The sequence WHERE score < 0.85 ORDER BY score ASC causes a parse error — FalkorDB reads ORD as a broken OR operator. Fix: use the collect() / UNWIND pattern to separate WHERE from ORDER BY with intermediate WITH clauses.
vectors/create-vectors-string returns a JavaScript string from api.lambda, but Xano auto-parses it into a JSON array (1536 floats). The template engine {{$var.embeddings}} renders it as [0.005,-0.024,...]. Must wrap in vecf32() to make FalkorDB accept it.
Almost all nodes (11,948/13,456) share the label Entity. The real typing is in display_label field: Person, Company, VC_Firm, DomainExpertise, SubDomainExpertise, etc. This means label-based Cypher filtering won't work — must use display_label property or edge types.
Groq + Llama 3.3 70B at temperature 0.1 classifies queries in ~200ms with high accuracy. All test queries classified correctly on first try. The confidence scores are useful for fallback logic (low confidence → use general intent).

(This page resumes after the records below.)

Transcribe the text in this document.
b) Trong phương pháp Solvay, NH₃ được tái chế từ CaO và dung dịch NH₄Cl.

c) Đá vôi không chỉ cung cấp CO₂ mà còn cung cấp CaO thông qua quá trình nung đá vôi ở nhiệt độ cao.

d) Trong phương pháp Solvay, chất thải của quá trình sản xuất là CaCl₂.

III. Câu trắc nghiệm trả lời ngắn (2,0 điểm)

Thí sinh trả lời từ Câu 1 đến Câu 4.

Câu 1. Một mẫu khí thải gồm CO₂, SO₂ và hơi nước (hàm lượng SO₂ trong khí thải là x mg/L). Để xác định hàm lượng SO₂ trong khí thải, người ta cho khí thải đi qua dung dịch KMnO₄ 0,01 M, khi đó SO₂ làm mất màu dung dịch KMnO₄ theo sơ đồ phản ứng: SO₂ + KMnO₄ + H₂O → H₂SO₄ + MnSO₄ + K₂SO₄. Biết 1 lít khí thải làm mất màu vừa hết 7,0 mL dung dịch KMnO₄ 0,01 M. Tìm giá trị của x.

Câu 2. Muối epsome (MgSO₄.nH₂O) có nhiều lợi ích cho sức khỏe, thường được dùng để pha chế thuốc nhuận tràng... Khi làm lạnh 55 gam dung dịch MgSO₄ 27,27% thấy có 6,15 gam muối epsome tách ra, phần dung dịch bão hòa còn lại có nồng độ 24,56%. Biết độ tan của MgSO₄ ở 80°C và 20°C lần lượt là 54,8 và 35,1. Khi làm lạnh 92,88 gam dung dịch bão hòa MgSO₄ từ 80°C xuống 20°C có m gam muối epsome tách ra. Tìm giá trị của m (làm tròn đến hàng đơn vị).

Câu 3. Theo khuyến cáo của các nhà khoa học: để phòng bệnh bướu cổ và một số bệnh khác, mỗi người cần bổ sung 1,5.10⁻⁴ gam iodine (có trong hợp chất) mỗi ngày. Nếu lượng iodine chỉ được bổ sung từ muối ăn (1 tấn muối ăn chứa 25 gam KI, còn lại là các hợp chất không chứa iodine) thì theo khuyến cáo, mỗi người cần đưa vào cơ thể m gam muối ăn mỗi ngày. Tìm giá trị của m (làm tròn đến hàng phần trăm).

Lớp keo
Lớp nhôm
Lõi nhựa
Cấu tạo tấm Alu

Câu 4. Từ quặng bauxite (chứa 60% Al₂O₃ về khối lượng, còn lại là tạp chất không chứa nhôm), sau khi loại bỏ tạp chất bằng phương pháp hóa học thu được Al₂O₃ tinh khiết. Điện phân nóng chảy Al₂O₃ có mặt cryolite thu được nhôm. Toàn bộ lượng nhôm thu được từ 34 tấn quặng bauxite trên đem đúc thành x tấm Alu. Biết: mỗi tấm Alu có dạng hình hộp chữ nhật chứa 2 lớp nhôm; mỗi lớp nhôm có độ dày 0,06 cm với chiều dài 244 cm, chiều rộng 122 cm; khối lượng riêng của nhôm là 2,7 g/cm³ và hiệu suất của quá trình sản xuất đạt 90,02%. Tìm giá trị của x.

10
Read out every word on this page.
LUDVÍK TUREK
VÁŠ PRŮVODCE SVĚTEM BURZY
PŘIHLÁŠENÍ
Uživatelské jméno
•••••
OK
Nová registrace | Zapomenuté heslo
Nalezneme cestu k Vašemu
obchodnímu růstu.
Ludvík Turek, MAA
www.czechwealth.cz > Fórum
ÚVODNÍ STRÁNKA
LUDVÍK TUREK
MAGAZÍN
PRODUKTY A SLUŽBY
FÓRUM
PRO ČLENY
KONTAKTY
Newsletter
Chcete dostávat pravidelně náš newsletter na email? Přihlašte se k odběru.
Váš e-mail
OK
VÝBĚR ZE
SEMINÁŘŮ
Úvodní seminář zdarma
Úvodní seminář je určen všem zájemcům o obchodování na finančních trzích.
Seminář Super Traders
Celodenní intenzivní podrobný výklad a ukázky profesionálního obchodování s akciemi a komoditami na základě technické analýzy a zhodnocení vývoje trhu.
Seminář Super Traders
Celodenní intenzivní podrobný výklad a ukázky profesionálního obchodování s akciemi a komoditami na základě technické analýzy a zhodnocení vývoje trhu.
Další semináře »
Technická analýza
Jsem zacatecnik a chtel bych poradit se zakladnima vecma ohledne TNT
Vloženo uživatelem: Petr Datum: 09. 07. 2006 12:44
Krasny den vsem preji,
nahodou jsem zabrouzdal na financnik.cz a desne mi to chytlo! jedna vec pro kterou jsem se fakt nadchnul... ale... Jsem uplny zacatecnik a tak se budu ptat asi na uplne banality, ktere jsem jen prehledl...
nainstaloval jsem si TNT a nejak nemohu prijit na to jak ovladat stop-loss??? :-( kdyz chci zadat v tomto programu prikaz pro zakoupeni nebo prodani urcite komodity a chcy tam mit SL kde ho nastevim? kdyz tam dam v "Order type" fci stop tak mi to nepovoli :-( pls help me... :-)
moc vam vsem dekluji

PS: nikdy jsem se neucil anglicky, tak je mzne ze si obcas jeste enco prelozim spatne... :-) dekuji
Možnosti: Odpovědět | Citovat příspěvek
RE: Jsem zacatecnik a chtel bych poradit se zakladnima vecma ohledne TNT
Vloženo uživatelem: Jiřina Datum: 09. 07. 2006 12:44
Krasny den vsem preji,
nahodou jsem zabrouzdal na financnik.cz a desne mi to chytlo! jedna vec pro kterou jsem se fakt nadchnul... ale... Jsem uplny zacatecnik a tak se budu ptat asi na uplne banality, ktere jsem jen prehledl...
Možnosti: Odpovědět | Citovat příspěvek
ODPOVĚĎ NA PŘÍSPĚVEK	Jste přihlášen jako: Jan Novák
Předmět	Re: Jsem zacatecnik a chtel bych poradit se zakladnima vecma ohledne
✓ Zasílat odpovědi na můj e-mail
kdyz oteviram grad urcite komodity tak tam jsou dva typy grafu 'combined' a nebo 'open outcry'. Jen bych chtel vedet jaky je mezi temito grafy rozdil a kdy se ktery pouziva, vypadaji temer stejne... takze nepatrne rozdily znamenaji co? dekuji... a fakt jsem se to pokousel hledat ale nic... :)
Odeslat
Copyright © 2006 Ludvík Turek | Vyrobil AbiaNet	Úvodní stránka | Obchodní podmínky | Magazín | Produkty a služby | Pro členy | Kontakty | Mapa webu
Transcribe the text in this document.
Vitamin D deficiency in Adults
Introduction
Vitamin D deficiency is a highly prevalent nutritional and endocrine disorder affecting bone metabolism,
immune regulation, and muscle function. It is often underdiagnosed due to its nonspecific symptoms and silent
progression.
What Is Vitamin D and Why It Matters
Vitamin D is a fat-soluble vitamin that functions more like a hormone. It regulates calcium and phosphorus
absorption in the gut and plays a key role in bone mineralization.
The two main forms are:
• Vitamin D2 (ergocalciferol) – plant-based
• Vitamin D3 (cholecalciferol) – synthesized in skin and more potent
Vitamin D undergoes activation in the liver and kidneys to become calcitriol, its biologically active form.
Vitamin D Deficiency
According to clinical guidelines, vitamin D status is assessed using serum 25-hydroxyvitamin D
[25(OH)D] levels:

From the April 14 meeting with Mark: the vision is four agent tools — hiring, fundraising, sales, and web search — each backed by a router agent that picks the right tool based on user intent. This lab is prototyping that router + intent-specific query logic before committing it to production.
The existing semantic-question function was built as a general-purpose Q&A layer. It works well for factual lookups ("What does X do?") but falls flat for action-oriented queries ("Who should I pitch to?") because it doesn't understand intent. The intent-aware pipeline is the first step toward Mark's vision of specialized agent tools.